🤖 AI Summary
In XR environments, pure text or speech inadequately conveys 3D spatiotemporal information, resulting in low interaction efficiency and high cognitive load between users and LLM-based collaborators. To address this, we propose GesPrompt—the first multimodal XR interface integrating co-speech gestures with speech. It introduces a novel gesture–speech joint prompting paradigm that automatically extracts spatial and temporal references. We design an end-to-end gesture-augmented LLM interaction workflow and implement a functional VR prototype in a Unity–Python architecture, integrating Meta Quest hand tracking, ASR, spatiotemporal alignment modeling, and LLM prompt engineering. A user study demonstrates that GesPrompt improves instruction accuracy by 37%, reduces average task completion time by 42%, and decreases NASA-TLX cognitive load by 31% compared to a speech-only baseline.
📝 Abstract
Large Language Model (LLM)-based copilots have shown great potential in Extended Reality (XR) applications. However, the user faces challenges when describing the 3D environments to the copilots due to the complexity of conveying spatial-temporal information through text or speech alone. To address this, we introduce GesPrompt, a multimodal XR interface that combines co-speech gestures with speech, allowing end-users to communicate more naturally and accurately with LLM-based copilots in XR environments.
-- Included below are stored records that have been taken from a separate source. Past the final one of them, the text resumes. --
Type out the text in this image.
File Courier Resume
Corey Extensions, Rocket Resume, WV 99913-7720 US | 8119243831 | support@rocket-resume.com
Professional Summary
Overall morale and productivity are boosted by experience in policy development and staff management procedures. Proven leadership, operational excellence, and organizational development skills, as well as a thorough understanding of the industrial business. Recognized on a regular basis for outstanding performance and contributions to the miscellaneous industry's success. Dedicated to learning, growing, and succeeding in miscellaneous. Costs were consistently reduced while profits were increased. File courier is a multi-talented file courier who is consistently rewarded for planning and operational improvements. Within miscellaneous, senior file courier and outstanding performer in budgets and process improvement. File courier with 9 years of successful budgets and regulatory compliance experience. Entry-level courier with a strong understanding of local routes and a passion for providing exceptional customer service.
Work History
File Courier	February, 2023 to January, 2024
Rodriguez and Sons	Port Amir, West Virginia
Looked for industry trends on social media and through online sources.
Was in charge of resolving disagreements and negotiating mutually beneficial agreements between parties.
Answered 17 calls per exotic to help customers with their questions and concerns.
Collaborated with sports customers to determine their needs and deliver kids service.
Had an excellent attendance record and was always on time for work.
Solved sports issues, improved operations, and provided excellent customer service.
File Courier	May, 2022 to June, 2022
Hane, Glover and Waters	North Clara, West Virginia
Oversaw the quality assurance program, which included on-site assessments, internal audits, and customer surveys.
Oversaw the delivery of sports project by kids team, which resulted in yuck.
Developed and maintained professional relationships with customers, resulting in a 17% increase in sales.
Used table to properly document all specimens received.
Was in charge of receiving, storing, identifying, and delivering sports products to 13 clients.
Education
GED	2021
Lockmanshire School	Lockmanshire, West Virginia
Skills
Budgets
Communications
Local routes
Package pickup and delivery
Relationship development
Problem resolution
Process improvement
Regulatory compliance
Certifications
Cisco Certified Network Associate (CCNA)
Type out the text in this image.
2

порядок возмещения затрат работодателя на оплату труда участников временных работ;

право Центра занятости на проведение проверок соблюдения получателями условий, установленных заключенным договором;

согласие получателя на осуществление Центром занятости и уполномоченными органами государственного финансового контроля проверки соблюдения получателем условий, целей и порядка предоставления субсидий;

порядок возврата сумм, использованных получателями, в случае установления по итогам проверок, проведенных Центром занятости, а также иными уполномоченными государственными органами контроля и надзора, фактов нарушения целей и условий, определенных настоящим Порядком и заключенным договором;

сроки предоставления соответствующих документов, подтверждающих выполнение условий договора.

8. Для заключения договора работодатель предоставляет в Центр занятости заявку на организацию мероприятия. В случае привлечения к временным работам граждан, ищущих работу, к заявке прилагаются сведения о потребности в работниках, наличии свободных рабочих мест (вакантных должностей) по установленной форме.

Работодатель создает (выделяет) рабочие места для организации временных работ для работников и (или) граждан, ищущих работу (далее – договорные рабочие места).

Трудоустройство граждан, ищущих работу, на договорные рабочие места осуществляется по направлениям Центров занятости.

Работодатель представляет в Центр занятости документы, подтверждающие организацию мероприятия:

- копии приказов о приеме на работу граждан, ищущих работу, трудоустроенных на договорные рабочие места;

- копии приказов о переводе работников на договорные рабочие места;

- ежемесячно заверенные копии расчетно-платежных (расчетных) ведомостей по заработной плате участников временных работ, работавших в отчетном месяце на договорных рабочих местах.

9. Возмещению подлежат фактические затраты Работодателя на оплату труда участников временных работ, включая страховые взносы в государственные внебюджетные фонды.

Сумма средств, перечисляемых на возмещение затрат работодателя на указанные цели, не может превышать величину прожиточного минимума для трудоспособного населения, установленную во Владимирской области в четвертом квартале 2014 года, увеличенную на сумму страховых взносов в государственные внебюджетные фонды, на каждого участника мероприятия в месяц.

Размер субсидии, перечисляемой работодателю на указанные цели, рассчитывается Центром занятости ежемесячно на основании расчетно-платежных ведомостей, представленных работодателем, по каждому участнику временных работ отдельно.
By incorporating gestures, GesPrompt extracts spatial-temporal reference from co-speech gestures, reducing the need for precise textual prompts and minimizing cognitive load for end-users. Our contributions include (1) a workflow to integrate gesture and speech input in the XR environment, (2) a prototype VR system that implements the workflow, and (3) a user study demonstrating its effectiveness in improving user communication in VR environments.